Opening the hearing -- the first-ever held in absentia at the ICC, since Kony has been on the run for two decades -- Sarah Pellet, a lawyer representing victims, laid out the horrors Ugandan civilians suffered.

The victims "had no choice when they were forced to watch killings. They had no choice when they were made to kill. They had no choice when their bodies were turned into tools of war," Pellet told the court in the Hague.

She cited an 11-year-old girl abducted by LRA fighters to become a "wife".

This girl, and countless others kidnapped, were "children enslaved, subjected to sexual violence day after day, their humanity reduced to the whims of men who treated them as property," said Pellet.

Kony, a former Catholic altar boy, headed the feared LRA, whose insurgency against the Ugandan government saw more than 100,000 people killed and 60,000 children abducted, according to the United Nations.

His stated aim was to establish a nation based on the Bible's 10 commandments, but those who escaped told gruesome tales of the group's brutality, being forced to hack or even bite others to death, eat human remains, and drink blood.

"The cruelty was unrelenting. It sought not just to kill but to break the spirit," said Pellet.

She cited another victim as saying: "The rebels shot at me, forcing me to throw my baby down to run for my life. I still do not know where my child is."

Opening the case for the prosecution, Mame Mandiaye Niang said the repercussions of the violence were still felt today in Uganda.

"Scarred in their body and spirit, survivors still struggle to recover from the ordeal they endured," Niang told the court.

"The social and cultural fabric of Uganda has been torn apart and they are struggling to recover."

- 'Not satisfying at all' -

In Uganda, around 200 people watched the hearing from Gulu Secondary school hall, including Richard Ochola, a 34-year-old peasant farmer.

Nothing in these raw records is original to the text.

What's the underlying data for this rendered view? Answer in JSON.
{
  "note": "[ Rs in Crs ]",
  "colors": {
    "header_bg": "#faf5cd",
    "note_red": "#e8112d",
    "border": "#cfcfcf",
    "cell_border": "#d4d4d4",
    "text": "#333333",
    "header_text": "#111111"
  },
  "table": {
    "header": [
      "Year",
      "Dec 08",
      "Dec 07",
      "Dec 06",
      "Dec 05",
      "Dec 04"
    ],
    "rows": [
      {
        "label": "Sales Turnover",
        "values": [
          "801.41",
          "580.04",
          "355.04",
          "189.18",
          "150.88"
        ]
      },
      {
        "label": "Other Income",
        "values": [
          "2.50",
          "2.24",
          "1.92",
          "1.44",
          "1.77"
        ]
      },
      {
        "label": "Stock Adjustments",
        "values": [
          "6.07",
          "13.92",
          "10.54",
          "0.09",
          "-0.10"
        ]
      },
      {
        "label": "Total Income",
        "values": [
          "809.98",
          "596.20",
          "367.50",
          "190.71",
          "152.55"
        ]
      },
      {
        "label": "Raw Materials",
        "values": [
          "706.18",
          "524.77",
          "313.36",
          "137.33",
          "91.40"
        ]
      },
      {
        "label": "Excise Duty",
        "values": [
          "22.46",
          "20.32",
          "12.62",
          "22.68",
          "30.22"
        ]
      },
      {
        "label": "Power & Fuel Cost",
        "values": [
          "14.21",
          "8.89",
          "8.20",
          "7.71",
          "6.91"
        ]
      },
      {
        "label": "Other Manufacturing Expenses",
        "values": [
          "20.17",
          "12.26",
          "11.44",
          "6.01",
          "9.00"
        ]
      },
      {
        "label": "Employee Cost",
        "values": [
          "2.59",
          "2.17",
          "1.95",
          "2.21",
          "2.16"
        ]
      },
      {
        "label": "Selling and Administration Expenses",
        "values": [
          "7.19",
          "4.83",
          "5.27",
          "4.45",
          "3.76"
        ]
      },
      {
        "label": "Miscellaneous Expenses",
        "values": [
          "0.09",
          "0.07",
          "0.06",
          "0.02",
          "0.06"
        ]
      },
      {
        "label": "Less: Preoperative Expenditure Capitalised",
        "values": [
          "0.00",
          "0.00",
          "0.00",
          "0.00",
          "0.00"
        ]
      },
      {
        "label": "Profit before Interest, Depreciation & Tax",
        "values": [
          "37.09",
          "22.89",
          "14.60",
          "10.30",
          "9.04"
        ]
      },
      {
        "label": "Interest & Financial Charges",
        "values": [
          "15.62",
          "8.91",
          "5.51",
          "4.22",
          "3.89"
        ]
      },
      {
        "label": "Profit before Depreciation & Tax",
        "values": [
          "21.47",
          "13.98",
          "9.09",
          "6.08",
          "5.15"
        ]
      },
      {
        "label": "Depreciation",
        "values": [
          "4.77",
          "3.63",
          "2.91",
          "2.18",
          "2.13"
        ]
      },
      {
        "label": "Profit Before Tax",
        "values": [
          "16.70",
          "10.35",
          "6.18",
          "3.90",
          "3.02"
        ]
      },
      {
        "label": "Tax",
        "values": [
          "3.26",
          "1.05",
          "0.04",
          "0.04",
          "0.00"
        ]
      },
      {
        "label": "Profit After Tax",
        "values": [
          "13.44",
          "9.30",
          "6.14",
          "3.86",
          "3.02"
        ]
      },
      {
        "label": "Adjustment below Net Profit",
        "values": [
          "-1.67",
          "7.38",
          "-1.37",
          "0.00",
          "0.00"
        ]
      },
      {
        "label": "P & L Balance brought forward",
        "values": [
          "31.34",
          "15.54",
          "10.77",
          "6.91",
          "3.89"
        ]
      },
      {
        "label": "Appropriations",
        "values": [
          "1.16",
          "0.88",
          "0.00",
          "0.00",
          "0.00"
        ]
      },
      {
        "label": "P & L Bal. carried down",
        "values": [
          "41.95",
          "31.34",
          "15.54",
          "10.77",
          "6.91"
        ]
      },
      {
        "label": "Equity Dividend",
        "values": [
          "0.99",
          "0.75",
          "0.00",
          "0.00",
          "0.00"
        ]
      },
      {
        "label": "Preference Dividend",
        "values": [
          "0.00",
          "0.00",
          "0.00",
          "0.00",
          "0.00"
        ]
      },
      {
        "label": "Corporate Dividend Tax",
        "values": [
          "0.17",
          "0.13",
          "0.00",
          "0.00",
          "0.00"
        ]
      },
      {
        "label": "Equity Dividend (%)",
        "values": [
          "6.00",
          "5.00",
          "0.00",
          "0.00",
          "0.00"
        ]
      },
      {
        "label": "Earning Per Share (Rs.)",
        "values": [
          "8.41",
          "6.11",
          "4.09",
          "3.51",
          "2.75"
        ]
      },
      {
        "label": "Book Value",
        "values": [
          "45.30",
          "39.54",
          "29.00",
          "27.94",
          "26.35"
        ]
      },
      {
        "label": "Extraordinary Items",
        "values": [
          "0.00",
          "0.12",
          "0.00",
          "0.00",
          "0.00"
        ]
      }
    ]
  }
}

"Watching the screen without seeing Kony's face is not satisfying at all. Our dream is to have Kony face trial, denying or confirming he killed people," Ochola told AFP.

"What we are watching at the moment is no different from watching a movie produced in a foreign country, because inside the courtroom, there are no people we know or we can relate to our suffering," he added.

Tuesday's hearing was not a trial but the first of a three-day "confirmation of charges" hearing -- during which prosecutors will lay out the charges against Kony, born in September 1961.

After the hearing, ICC judges will decide whether the charges merit a trial -- a process that occurs within 60 days.

In the Kony case, a trial is not possible as the ICC cannot try a suspect in absentia.

Kony's defence lawyer Peter Haynes said his team would show the court that "the charges, or at least some of them, are formally impermissible or legally incorrect."

Prosecutors say holding a hearing would mean a quicker trial if Kony were ever found and brought to the Hague.

"This hearing will advance proceedings in a tangible way," said Niang.

Kony was once believed to be in Sudan, but a UN panel said in June 2024 he is thought to have left due to the civil war there, relocating to a remote part of the Central African Republic.

His last-known appearance was in 2006, when he told a Western journalist he was "not a terrorist" and that stories of LRA brutality were "propaganda".

It is not known whether he is even still alive.